Pierre Loti est un phénomène dont on n'a pas encore fait le tour et un écrivain toujours actuel. Alain Quella-Villéger explore de nouvelles facettes de l'écrivain pour le faire connaître au grand public.
Alain Quella-Villéger nous parle de Pierre Loti, grand admirateur de la Turquie 1/2
Lepetitjournal.com d’Istanbul : Alain Quella-Villéger, vous avez grandement contribué à réévaluer l’image de Pierre Loti ?
Alain Quella-Villéger : Oui, enfin, nous sommes quelques-uns. J'ai fait ma part et je continue. Il existe toute une chaîne avec des auteurs comme Roland Barthes qui, en 1972, a écrit une préface pour Aziyadé.
Me concernant, je travaille beaucoup avec Bruno Vercier. Nous avons publié le journal intime intégral de Loti (aux éditions des Indes Savantes). Une vraie chaîne de recherches s'est alors mise en place. Mon originalité tient peut-être au fait que je suis historien alors que presque tous les autres sont des littéraires. Nous avons ainsi des approches très complémentaires.
Et, à ce propos, avez-vous d'autres travaux en parallèle de ce travail sur Loti ?
J’en ai toujours eu beaucoup, mais ils sont moins visibles parce que Loti, c'est très grand public. J'ai beaucoup travaillé justement sur des biographies de femmes, notamment sur une femme résistante qui a été guillotinée par les nazis (France Bloch-Sérazin) ou sur la romancière Marcelle Tinayre dont j’ai réédité le voyage en Turquie. J'ai également travaillé sur Claude Farrère, ami de Loti, qui aimait beaucoup les Turcs. Enfin, j'ai publié deux biographies de l'explorateur René Caillié, premier occidental à être revenu de Tombouctou en 1828. De manière générale, j'ai beaucoup travaillé sur le thème du voyage et de l'exotisme. Loti, c'est la partie visible de l'iceberg.
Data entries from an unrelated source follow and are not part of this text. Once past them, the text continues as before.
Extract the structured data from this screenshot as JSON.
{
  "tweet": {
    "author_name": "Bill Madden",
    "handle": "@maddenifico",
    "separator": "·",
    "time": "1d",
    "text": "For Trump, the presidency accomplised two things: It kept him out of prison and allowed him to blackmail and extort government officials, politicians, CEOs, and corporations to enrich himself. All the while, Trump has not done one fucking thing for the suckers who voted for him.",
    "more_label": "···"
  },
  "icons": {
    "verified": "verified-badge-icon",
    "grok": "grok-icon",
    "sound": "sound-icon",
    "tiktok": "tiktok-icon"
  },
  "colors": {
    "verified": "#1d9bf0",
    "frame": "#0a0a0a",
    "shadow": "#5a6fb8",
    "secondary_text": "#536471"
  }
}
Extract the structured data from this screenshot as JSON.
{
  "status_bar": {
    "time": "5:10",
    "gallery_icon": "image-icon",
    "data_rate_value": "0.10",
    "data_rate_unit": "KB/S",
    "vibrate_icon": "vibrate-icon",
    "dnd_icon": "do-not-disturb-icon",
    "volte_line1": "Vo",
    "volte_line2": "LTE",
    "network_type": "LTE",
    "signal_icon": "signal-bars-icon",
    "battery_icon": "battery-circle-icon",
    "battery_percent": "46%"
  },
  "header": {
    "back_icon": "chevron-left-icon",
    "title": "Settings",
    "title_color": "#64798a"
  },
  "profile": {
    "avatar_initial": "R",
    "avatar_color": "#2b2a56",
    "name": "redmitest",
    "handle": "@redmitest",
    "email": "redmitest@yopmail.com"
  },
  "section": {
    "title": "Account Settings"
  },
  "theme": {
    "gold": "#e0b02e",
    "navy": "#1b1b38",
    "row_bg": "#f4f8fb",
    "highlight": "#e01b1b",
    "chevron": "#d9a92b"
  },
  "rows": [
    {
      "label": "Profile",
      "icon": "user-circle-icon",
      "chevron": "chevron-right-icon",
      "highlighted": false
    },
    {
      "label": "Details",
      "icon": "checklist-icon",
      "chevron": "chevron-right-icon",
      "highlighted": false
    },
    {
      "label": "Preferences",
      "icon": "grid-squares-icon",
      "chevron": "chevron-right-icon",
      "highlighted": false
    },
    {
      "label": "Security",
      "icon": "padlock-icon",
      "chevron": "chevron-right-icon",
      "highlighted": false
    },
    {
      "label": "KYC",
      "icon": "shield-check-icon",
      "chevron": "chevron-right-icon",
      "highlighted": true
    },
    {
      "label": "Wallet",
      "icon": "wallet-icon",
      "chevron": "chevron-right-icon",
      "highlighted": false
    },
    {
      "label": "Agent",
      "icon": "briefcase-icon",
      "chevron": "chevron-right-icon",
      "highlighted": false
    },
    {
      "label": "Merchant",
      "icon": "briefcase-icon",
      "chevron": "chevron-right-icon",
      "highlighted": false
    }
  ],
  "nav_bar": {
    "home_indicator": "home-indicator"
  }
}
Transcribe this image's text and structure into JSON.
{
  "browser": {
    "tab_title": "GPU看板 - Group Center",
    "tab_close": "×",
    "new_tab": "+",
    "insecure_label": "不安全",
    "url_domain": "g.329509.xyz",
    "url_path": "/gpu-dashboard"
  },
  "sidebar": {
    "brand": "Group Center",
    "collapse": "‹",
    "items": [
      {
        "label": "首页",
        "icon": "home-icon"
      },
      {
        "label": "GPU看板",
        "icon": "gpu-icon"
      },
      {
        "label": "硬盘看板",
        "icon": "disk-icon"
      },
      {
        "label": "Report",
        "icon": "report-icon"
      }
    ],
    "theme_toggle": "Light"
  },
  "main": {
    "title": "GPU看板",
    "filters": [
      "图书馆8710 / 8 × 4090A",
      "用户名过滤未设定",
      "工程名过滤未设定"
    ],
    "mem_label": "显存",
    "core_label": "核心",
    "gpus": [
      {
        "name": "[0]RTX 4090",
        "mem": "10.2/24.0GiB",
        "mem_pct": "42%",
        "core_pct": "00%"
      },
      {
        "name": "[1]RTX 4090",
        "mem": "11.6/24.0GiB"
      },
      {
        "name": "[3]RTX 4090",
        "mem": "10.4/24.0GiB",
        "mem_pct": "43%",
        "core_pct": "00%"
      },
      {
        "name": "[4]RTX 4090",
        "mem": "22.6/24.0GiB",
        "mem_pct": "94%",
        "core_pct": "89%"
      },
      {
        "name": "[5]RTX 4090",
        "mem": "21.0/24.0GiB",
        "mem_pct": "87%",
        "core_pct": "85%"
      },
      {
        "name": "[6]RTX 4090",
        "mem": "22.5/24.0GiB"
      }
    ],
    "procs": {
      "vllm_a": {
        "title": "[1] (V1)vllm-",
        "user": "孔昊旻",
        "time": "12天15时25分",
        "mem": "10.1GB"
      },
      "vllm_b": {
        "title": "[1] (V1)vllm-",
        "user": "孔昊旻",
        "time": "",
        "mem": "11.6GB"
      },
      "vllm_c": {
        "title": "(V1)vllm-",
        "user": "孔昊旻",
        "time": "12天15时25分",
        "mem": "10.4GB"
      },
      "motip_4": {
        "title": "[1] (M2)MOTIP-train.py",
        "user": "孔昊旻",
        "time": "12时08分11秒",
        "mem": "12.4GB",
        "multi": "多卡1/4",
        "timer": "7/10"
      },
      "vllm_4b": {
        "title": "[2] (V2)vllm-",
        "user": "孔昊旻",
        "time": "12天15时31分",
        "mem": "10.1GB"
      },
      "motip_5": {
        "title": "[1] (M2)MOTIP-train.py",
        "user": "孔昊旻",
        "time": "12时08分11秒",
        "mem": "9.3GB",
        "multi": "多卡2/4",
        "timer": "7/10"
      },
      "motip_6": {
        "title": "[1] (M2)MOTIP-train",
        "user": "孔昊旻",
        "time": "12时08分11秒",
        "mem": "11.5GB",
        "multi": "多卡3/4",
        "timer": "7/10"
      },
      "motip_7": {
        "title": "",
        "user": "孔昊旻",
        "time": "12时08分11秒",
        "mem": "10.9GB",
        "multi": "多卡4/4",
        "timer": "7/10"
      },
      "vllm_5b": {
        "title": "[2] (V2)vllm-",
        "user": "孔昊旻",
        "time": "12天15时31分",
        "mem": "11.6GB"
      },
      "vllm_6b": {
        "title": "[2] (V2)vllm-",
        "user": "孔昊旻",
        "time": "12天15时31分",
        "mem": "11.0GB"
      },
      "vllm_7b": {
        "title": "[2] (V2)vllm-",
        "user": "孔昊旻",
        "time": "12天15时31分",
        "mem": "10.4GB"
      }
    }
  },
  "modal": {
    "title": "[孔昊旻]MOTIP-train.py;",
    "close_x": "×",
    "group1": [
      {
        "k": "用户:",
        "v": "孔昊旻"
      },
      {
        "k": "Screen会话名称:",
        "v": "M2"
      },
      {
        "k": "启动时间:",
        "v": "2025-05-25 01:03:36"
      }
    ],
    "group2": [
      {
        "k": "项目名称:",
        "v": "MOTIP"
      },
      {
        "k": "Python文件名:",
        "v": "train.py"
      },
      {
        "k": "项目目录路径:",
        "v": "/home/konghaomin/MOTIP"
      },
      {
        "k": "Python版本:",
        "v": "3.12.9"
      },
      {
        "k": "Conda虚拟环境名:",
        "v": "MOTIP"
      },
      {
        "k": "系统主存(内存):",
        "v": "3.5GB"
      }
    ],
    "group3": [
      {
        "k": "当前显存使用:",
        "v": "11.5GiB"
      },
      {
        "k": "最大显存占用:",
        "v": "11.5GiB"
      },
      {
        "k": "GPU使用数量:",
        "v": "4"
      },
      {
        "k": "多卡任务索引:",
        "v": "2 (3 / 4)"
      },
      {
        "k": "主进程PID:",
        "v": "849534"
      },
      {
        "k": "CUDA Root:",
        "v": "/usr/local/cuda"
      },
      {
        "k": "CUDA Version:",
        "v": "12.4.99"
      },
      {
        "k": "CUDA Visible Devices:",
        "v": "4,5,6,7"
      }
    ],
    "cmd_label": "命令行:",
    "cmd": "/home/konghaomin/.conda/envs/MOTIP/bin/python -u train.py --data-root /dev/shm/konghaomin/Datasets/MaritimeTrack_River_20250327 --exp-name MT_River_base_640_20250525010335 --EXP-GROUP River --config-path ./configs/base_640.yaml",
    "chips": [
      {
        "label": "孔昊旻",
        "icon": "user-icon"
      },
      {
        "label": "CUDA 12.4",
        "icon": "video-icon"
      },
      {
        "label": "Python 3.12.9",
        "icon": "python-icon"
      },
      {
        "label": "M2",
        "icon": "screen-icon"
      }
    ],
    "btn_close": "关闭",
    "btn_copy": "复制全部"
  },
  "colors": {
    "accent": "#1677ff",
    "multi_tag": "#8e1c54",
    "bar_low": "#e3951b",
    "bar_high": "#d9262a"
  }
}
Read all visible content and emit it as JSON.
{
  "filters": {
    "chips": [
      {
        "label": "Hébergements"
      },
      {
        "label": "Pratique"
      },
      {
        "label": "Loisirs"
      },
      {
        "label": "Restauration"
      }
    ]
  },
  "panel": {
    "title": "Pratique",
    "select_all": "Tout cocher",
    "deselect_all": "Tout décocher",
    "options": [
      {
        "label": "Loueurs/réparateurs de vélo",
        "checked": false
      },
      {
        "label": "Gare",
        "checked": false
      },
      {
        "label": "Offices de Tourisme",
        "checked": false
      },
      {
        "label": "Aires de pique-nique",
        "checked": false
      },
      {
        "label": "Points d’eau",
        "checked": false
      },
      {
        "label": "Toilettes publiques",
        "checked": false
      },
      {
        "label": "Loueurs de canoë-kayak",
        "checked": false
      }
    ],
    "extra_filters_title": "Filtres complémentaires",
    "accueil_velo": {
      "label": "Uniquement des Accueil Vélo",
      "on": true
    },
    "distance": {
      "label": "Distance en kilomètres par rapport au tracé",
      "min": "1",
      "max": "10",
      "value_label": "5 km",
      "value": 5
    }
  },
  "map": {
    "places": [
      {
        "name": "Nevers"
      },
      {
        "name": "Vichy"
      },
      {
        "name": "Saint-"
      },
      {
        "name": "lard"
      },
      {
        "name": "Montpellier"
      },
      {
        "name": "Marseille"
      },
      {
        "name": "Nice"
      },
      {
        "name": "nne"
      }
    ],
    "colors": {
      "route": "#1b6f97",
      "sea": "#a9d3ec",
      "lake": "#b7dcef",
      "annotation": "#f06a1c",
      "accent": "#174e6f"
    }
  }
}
Revenons à Loti, celui-ci reste votre grande passion ?
Oui, et je l'assume totalement. C'est un peu la colonne vertébrale d'une bonne partie de mon travail. A partir de lui, je vais vers d'autres écrivains, vers d'autres sujets. Ainsi, travailler sur Loti amène à s'intéresser à l'île de Pâques ou encore à la Patagonie. Loti n'est pas un sujet qui enferme. Au contraire, il ouvre à bien d'autres horizons. Parfois des gens me disent : "mais tu n’en n’as pas marre de Loti ?" et je leur réponds "c'est peut-être lui qui peut en avoir marre de moi" !
Mais le sujet est loin d'être épuisé. De nouvelles pistes émergent. Nous commençons à travailler sur la publication de sa correspondance et il reste encore beaucoup de choses à faire. Nous n'avons pas encore fait le tour du personnage !
Alain Quella-Villéger, venons-en à vos prochaines publications où il est encore grandement question de Pierre Loti. Tout d'abord, votre ouvrage "Chez Loti." (aux éditions Bleu autour). Vous avez encore beaucoup d'éléments à porter à la connaissance du grand public…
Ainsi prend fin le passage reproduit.